3. Pulizia e Filtrazione
La testa del filtro nella bottiglia del solvente serve a impedire che impurità particolate entrino nel sistema di flusso dello strumento. È tipicamente realizzata in vetro di quarzo sinterizzato o acciaio inossidabile. Se si ostruisce, causerà uno scarso flusso della fase mobile; pertanto, deve essere pulita. Le teste filtranti in vetro sono solitamente immerse in acido nitrico diluito, mentre quelle in acciaio inossidabile possono essere pulite direttamente a ultrasuoni.
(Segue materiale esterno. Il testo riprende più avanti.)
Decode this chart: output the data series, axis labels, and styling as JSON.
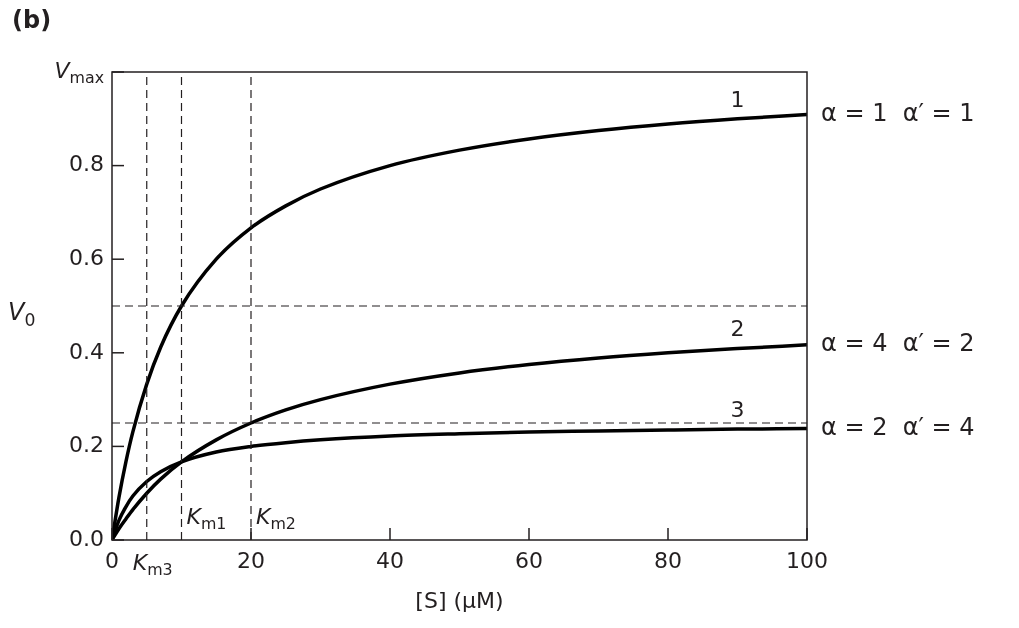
{
  "chart_data": {
    "type": "line",
    "title": "(b)",
    "xlabel": "[S] (μM)",
    "ylabel": "V$_{0}$",
    "x": [
      0,
      1,
      2,
      3,
      5,
      7,
      10,
      15,
      20,
      25,
      30,
      40,
      50,
      60,
      70,
      80,
      90,
      100
    ],
    "series": [
      {
        "name": "1",
        "color": "#000000",
        "values": [
          0,
          0.091,
          0.167,
          0.231,
          0.333,
          0.412,
          0.5,
          0.6,
          0.667,
          0.714,
          0.75,
          0.8,
          0.833,
          0.857,
          0.875,
          0.889,
          0.9,
          0.909
        ]
      },
      {
        "name": "2",
        "color": "#000000",
        "values": [
          0,
          0.024,
          0.045,
          0.065,
          0.1,
          0.13,
          0.167,
          0.214,
          0.25,
          0.278,
          0.3,
          0.333,
          0.357,
          0.375,
          0.389,
          0.4,
          0.409,
          0.417
        ]
      },
      {
        "name": "3",
        "color": "#000000",
        "values": [
          0,
          0.042,
          0.071,
          0.094,
          0.125,
          0.146,
          0.167,
          0.188,
          0.2,
          0.208,
          0.214,
          0.222,
          0.227,
          0.231,
          0.233,
          0.235,
          0.237,
          0.238
        ]
      }
    ],
    "xlim": [
      0,
      100
    ],
    "xticks": [
      0,
      20,
      40,
      60,
      80,
      100
    ],
    "ylim": [
      0,
      1
    ],
    "yticks": [
      {
        "value": 0,
        "label": "0.0"
      },
      {
        "value": 0.2,
        "label": "0.2"
      },
      {
        "value": 0.4,
        "label": "0.4"
      },
      {
        "value": 0.6,
        "label": "0.6"
      },
      {
        "value": 0.8,
        "label": "0.8"
      },
      {
        "value": 1,
        "label": "V$_{max}$"
      }
    ],
    "ref_lines": [
      {
        "axis": "y",
        "value": 0.5,
        "label": null,
        "line_style": "dashed"
      },
      {
        "axis": "y",
        "value": 0.25,
        "label": null,
        "line_style": "dashed"
      },
      {
        "axis": "x",
        "value": 5,
        "label": "K$_{m3}$",
        "line_style": "dashed"
      },
      {
        "axis": "x",
        "value": 10,
        "label": "K$_{m1}$",
        "line_style": "dashed"
      },
      {
        "axis": "x",
        "value": 20,
        "label": "K$_{m2}$",
        "line_style": "dashed"
      }
    ],
    "annotations": [
      "α = 1  α′ = 1",
      "α = 4  α′ = 2",
      "α = 2  α′ = 4"
    ],
    "grid": false,
    "legend": false,
    "marker": "none",
    "line_style": "solid",
    "tick_labels": "xy"
  }
}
4. Degasaggio della Fase Mobile
Lo scopo della degasazione è rimuovere i gas disciolti dalla fase mobile, garantendo un'erogazione accurata del fluido da parte della pompa cromatografica e migliorando la riproducibilità dei tempi di ritenzione e delle aree dei picchi; stabilizzare la linea di base e aumentare il rapporto segnale-rumore; prevenire l'allargamento dei picchi causato dalle bolle, migliorando così le prestazioni del rivelatore; e ridurre il volume morto e prevenire l'ossidazione del materiale di impaccamento, proteggendo così la colonna cromatografica.
Attualmente, sono comunemente utilizzati i seguenti quattro metodi di degasazione:
(1) Degasaggio dell'elio: questo metodo sfrutta il fatto che l'elio ha una solubilità nei liquidi inferiore rispetto all'aria; lo spurgo continuo con elio dà buoni risultati ma è costoso;
(2) Riscaldamento e riflusso: questo metodo è efficace ma comporta operazioni complesse e presenta un rischio di contaminazione da vapori tossici;
(3) Degasaggio sotto vuoto: questo metodo tende a rimuovere la fase organica;
(4) Degasaggio a ultrasuoni: la fase mobile viene posta in un recipiente a ultrasuoni e agitata con onde ultrasoniche per 10-15 minuti; sebbene questo metodo sia meno efficace, è semplice da eseguire. Nella pratica, il metodo di degasaggio a ultrasuoni rimane ampiamente utilizzato grazie alla sua semplicità. Sebbene questo metodo possa occasionalmente portare a un aumento della solubilità del gas, generalmente soddisfa i requisiti delle normali operazioni analitiche.